Vous m’avez complètement oubliée, très chère grande dame du public. Vous avez oublié votre cœur et le mien, nos désirs et nos besoins. ET QUI SUIS-JE POUR VOUS, MAINTENANT QUE NOUS SOMMES DEVENUES UNE VIEILLE FEMME? Dites-le-moi, chère madame. Quand allez-vous m’aimer? Je me languis de recevoir un peu de votre affectueuse attention. Donnez-moi un centilitre de votre puissante concentration et je vous ferai moi aussi resplendir comme un soleil.
Voyez, chère dame, comment à force de vous porter sur mon dos, vos précieux mots tombent dans mes oreilles. Vous êtes puissante et vous pouvez nous aider. Souvenons-nous du doux temps de nos amourettes; lorsque nous lui portions des missives et qu’il déposait quelques oranges sur notre paillasson. Souvenons-nous de nos premiers battements de cœur; des gentils compliments des prétendants. J’y étais madame et c’était merveilleux. Vous souvenez-vous, au laboratoire du collège, où vous aviez même échappé une grenouille éventrée lorsque sa main avait voulu toucher la vôtre?

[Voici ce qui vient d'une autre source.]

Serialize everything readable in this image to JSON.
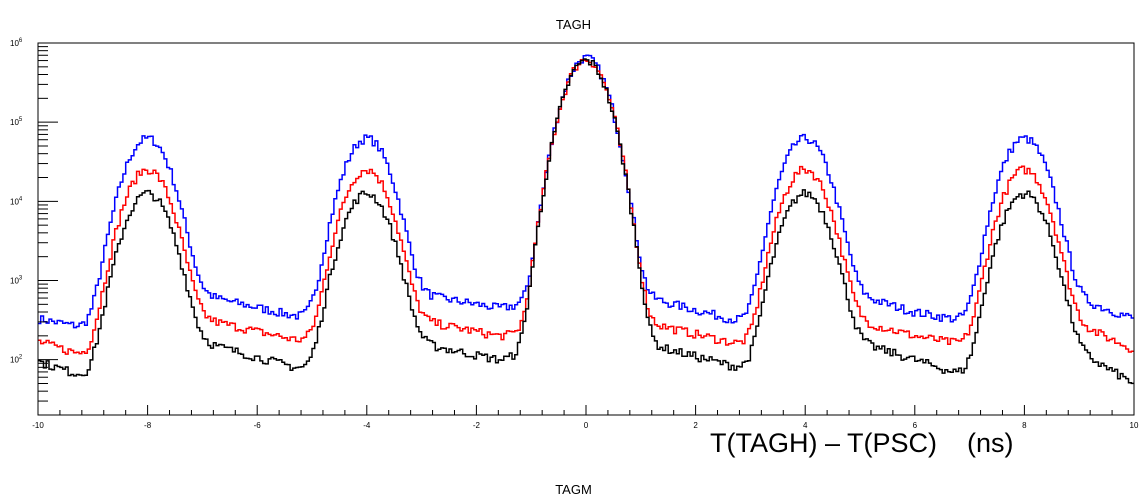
{
  "chart_data": {
    "type": "line",
    "title": "TAGH",
    "xlabel": "T(TAGH) – T(PSC)    (ns)",
    "ylabel": "",
    "x_range": [
      -10,
      10
    ],
    "y_range": [
      20,
      1000000
    ],
    "y_scale": "log",
    "grid": false,
    "x_ticks": [
      "-10",
      "-8",
      "-6",
      "-4",
      "-2",
      "0",
      "2",
      "4",
      "6",
      "8",
      "10"
    ],
    "y_ticks": [
      {
        "base": "10",
        "exp": "2",
        "value": 100
      },
      {
        "base": "10",
        "exp": "3",
        "value": 1000
      },
      {
        "base": "10",
        "exp": "4",
        "value": 10000
      },
      {
        "base": "10",
        "exp": "5",
        "value": 100000
      },
      {
        "base": "10",
        "exp": "6",
        "value": 1000000
      }
    ],
    "peaks_x": [
      -8,
      -4,
      0,
      4,
      8
    ],
    "series": [
      {
        "color": "#0000ff",
        "side_peak_heights": [
          62000,
          62000,
          62000,
          62000
        ],
        "center_peak_height": 650000,
        "valley_levels": [
          {
            "x": -10,
            "y": 330
          },
          {
            "x": -9.1,
            "y": 250
          },
          {
            "x": -7.2,
            "y": 700
          },
          {
            "x": -5.0,
            "y": 320
          },
          {
            "x": -4.9,
            "y": 250
          },
          {
            "x": -3.2,
            "y": 700
          },
          {
            "x": -1.6,
            "y": 450
          },
          {
            "x": -1.2,
            "y": 480
          },
          {
            "x": -0.8,
            "y": 380
          },
          {
            "x": 0.8,
            "y": 700
          },
          {
            "x": 3.1,
            "y": 270
          },
          {
            "x": 4.8,
            "y": 700
          },
          {
            "x": 6.0,
            "y": 400
          },
          {
            "x": 7.0,
            "y": 300
          },
          {
            "x": 7.2,
            "y": 270
          },
          {
            "x": 8.8,
            "y": 650
          },
          {
            "x": 10,
            "y": 330
          }
        ]
      },
      {
        "color": "#ff0000",
        "side_peak_heights": [
          25000,
          25000,
          25000,
          25000
        ],
        "center_peak_height": 620000,
        "valley_levels": [
          {
            "x": -10,
            "y": 170
          },
          {
            "x": -9.1,
            "y": 110
          },
          {
            "x": -7.2,
            "y": 350
          },
          {
            "x": -5.0,
            "y": 160
          },
          {
            "x": -4.9,
            "y": 120
          },
          {
            "x": -3.2,
            "y": 330
          },
          {
            "x": -1.6,
            "y": 200
          },
          {
            "x": -1.2,
            "y": 210
          },
          {
            "x": -0.8,
            "y": 190
          },
          {
            "x": 0.8,
            "y": 330
          },
          {
            "x": 3.1,
            "y": 140
          },
          {
            "x": 4.8,
            "y": 330
          },
          {
            "x": 6.0,
            "y": 200
          },
          {
            "x": 7.0,
            "y": 150
          },
          {
            "x": 7.2,
            "y": 120
          },
          {
            "x": 8.8,
            "y": 320
          },
          {
            "x": 10,
            "y": 135
          }
        ]
      },
      {
        "color": "#000000",
        "side_peak_heights": [
          12500,
          12500,
          12500,
          12500
        ],
        "center_peak_height": 600000,
        "valley_levels": [
          {
            "x": -10,
            "y": 95
          },
          {
            "x": -9.1,
            "y": 60
          },
          {
            "x": -7.2,
            "y": 180
          },
          {
            "x": -5.0,
            "y": 70
          },
          {
            "x": -4.9,
            "y": 60
          },
          {
            "x": -3.2,
            "y": 170
          },
          {
            "x": -1.6,
            "y": 100
          },
          {
            "x": -1.2,
            "y": 110
          },
          {
            "x": -0.8,
            "y": 100
          },
          {
            "x": 0.8,
            "y": 180
          },
          {
            "x": 3.1,
            "y": 70
          },
          {
            "x": 4.8,
            "y": 180
          },
          {
            "x": 6.0,
            "y": 100
          },
          {
            "x": 7.0,
            "y": 60
          },
          {
            "x": 7.2,
            "y": 40
          },
          {
            "x": 8.8,
            "y": 150
          },
          {
            "x": 10,
            "y": 50
          }
        ]
      }
    ]
  },
  "next_panel_title": "TAGM"
}
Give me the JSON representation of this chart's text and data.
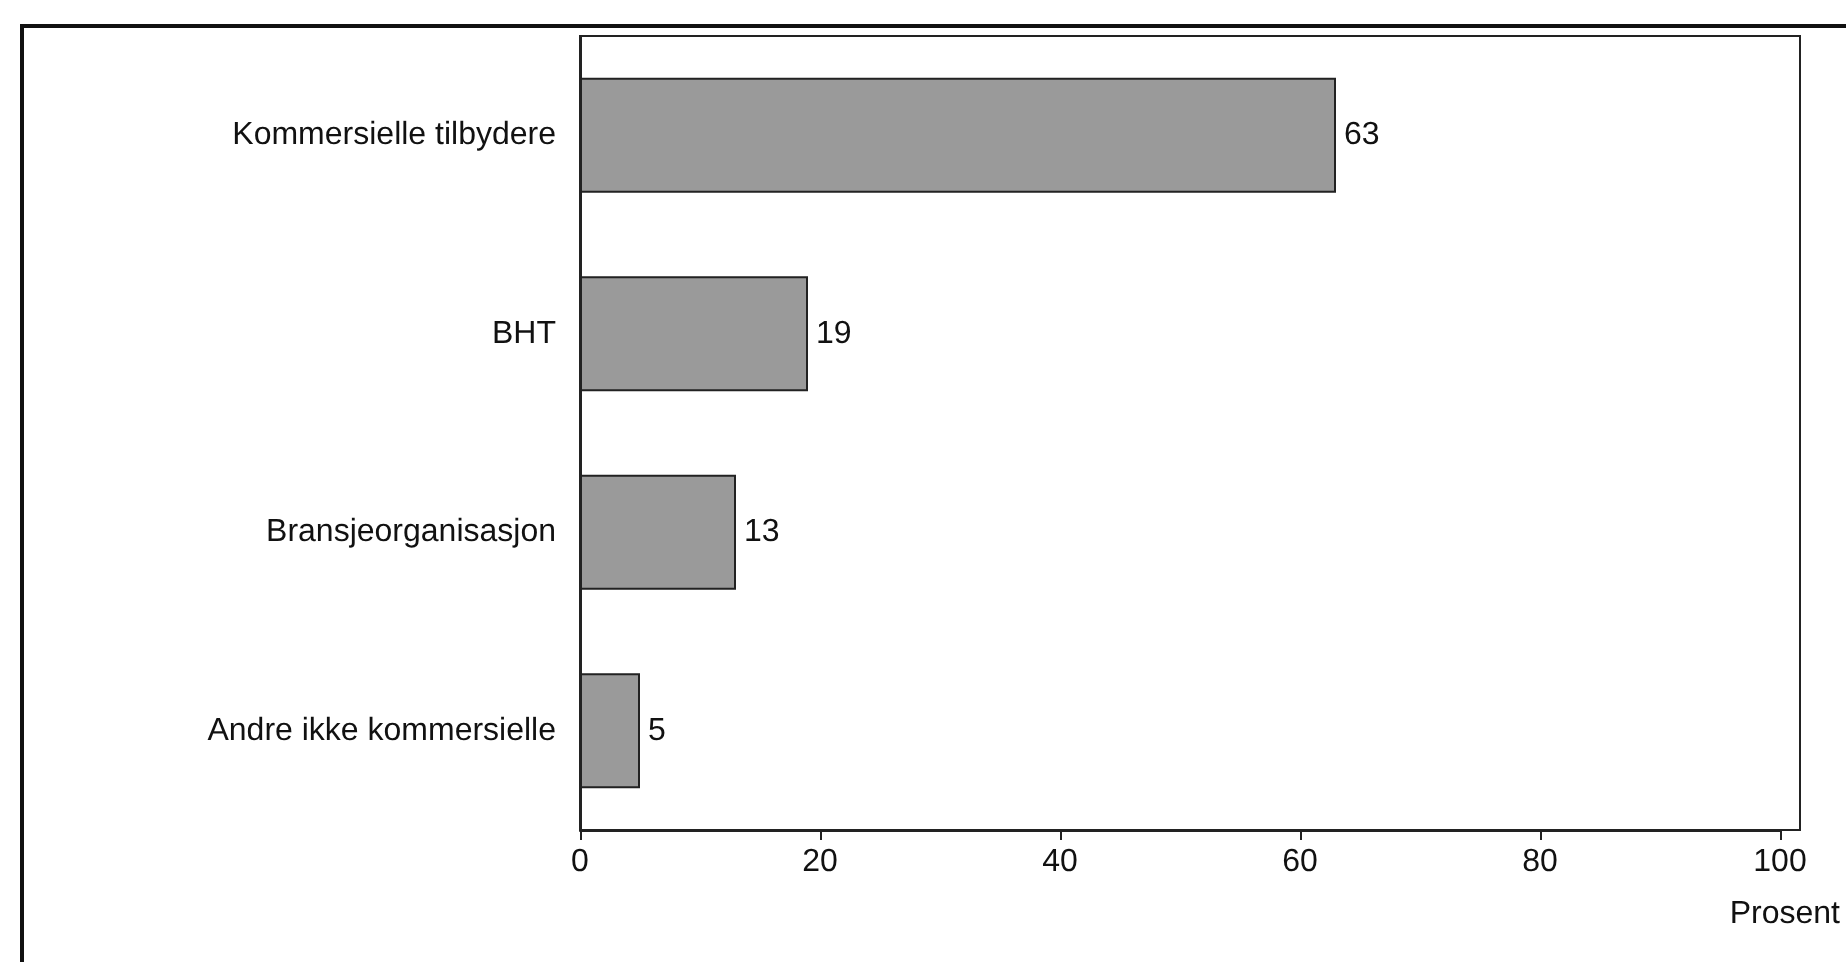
{
  "chart_data": {
    "type": "bar",
    "orientation": "horizontal",
    "xlabel": "Prosent",
    "categories": [
      "Kommersielle tilbydere",
      "BHT",
      "Bransjeorganisasjon",
      "Andre ikke kommersielle"
    ],
    "values": [
      63,
      19,
      13,
      5
    ],
    "color": "#9a9a9a",
    "xlim": [
      0,
      100
    ],
    "xticks": [
      0,
      20,
      40,
      60,
      80,
      100
    ],
    "data_labels": true,
    "grid": false
  }
}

Très chère moitié, c’est notre fête aujourd’hui. Pourrions-nous enfin unir nos différences et nous réjouir d'être à nouveau entières et remarques? Allez madame, les livres à lire ne s’enfuiront point du salon. Mettez un peu d’ombre sur vos paupières et du rose sur vos joues. Vous êtes encore tellement belle.
ALLEZ MADAME, TROUVEZ-NOUS UN PRINCE PARDI!